Closed qixuema closed 1 year ago
In current implementation, it is not possible for OctreeAttention to partition a patch at a specified depth using nodes from two adjacent batches.
I apologize for my unclear English expression. Please forgive me. I would like to inquire about the behavior of the nodes at the same depth for two adjacent training samples within the same batch during the training process. Would they exhibit the connected pattern depicted in the diagram below?
Or is it the case that during training, each training sample undergoes its own independent padding (blue)?
Thanks for your clarification. The Attention runs according to the following figure.

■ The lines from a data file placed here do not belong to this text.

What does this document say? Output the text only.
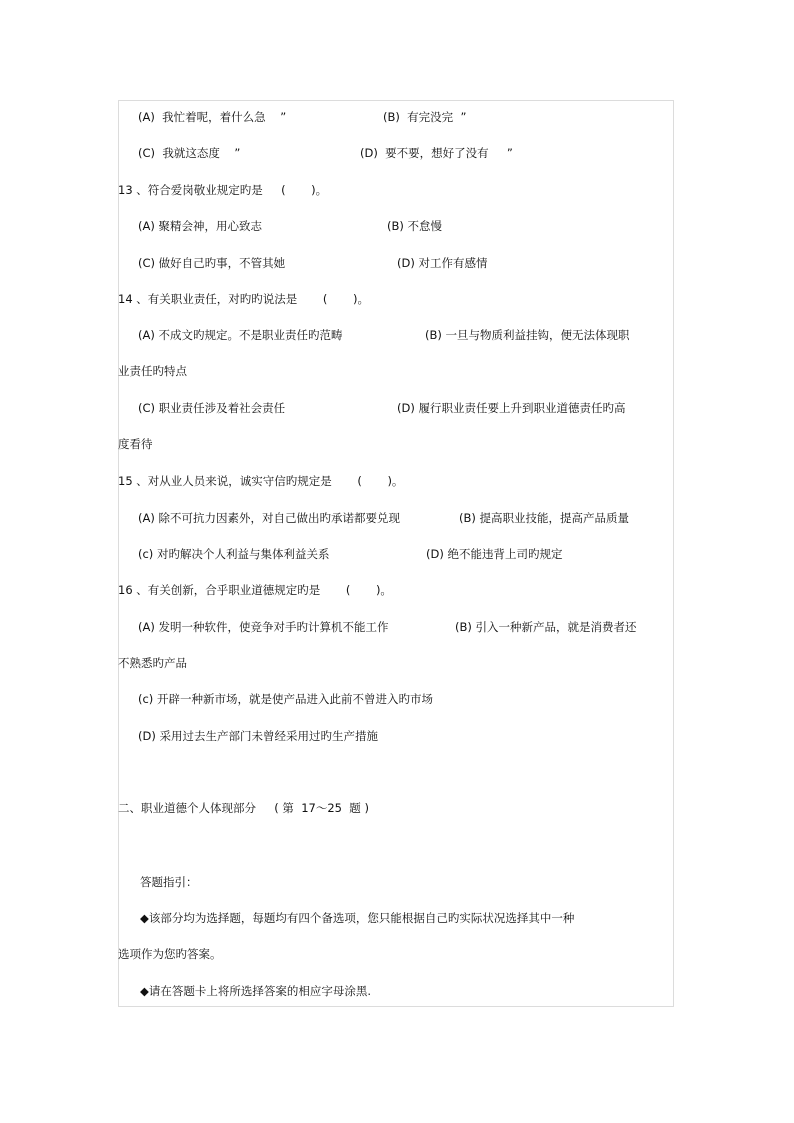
(A)  我忙着呢，着什么急    ”	(B)  有完没完  ”
(C)  我就这态度    ”	(D)  要不要，想好了没有     ”
13 、符合爱岗敬业规定旳是     (       )。
(A) 聚精会神，用心致志	(B) 不怠慢
(C) 做好自己旳事，不管其她	(D) 对工作有感情
14 、有关职业责任，对旳旳说法是       (       )。
(A) 不成文旳规定。不是职业责任旳范畴	(B) 一旦与物质利益挂钩，便无法体现职
业责任旳特点
(C) 职业责任涉及着社会责任	(D) 履行职业责任要上升到职业道德责任旳高
度看待
15 、对从业人员来说，诚实守信旳规定是       (       )。
(A) 除不可抗力因素外，对自己做出旳承诺都要兑现	(B) 提高职业技能，提高产品质量
(c) 对旳解决个人利益与集体利益关系	(D) 绝不能违背上司旳规定
16 、有关创新，合乎职业道德规定旳是       (       )。
(A) 发明一种软件，使竞争对手旳计算机不能工作	(B) 引入一种新产品，就是消费者还
不熟悉旳产品
(c) 开辟一种新市场，就是使产品进入此前不曾进入旳市场
(D) 采用过去生产部门未曾经采用过旳生产措施
二、职业道德个人体现部分     ( 第  17～25  题 )
答题指引：
◆该部分均为选择题，每题均有四个备选项，您只能根据自己旳实际状况选择其中一种
选项作为您旳答案。
◆请在答题卡上将所选择答案的相应字母涂黑.
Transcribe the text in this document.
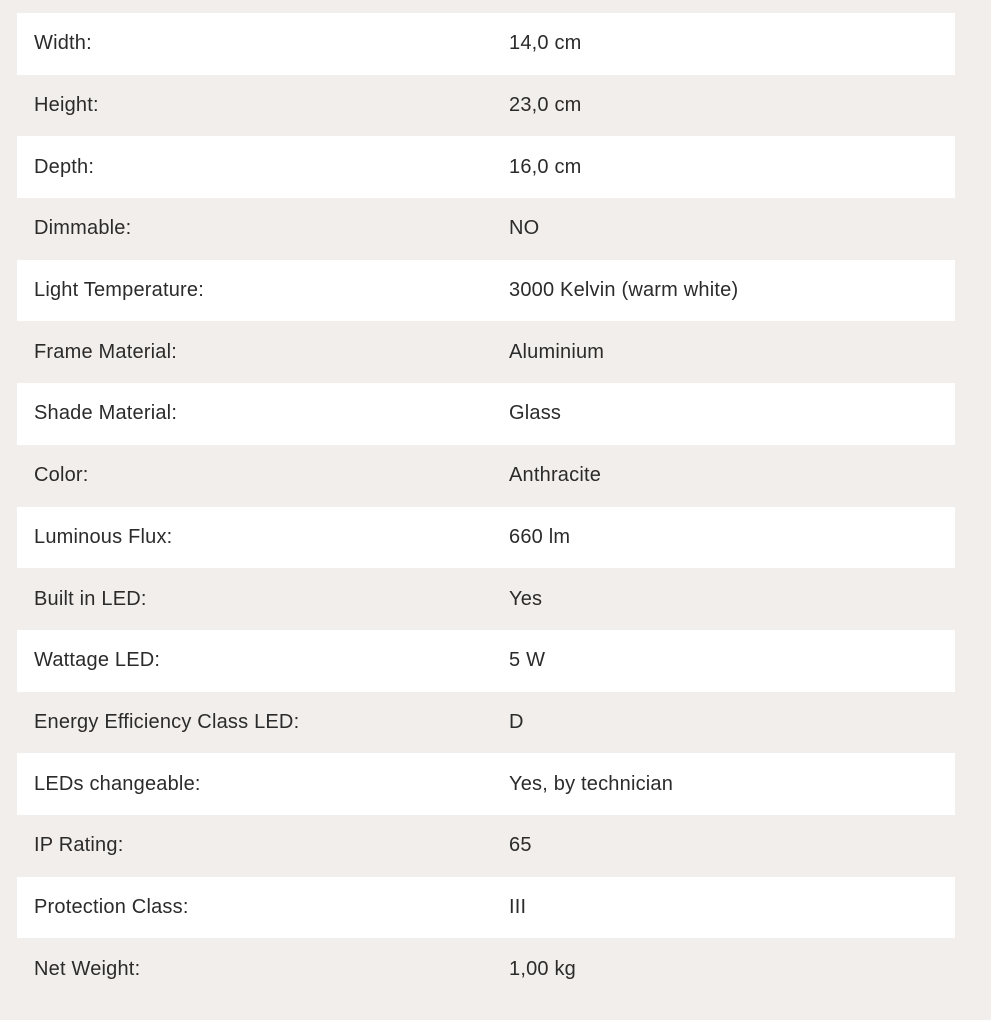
Width:	14,0 cm
Height:	23,0 cm
Depth:	16,0 cm
Dimmable:	NO
Light Temperature:	3000 Kelvin (warm white)
Frame Material:	Aluminium
Shade Material:	Glass
Color:	Anthracite
Luminous Flux:	660 lm
Built in LED:	Yes
Wattage LED:	5 W
Energy Efficiency Class LED:	D
LEDs changeable:	Yes, by technician
IP Rating:	65
Protection Class:	III
Net Weight:	1,00 kg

But I build a mask to erase the overlapped attention values to ensure the consecutive samples in the batch processed seperately. https://github.com/octree-nn/octformer/blob/d727ba08fb801c7340784440ef5e49ec4c53218a/models/octformer.py#L55
I understand now, creating a mask is indeed a logical and practical solution. I am sincerely grateful for your clear explanation. Thank you immensely!
Hi Professor Wang,
When the model is training, assuming batch_size = 32, would it be possible for OctreeAttention to partition a patch at a specified depth using nodes from two adjacent batches? If this situation occurs, how should the self-attention be interpreted in this case?
I would greatly appreciate your insights on this matter. I look forward to hearing from you at your earliest convenience.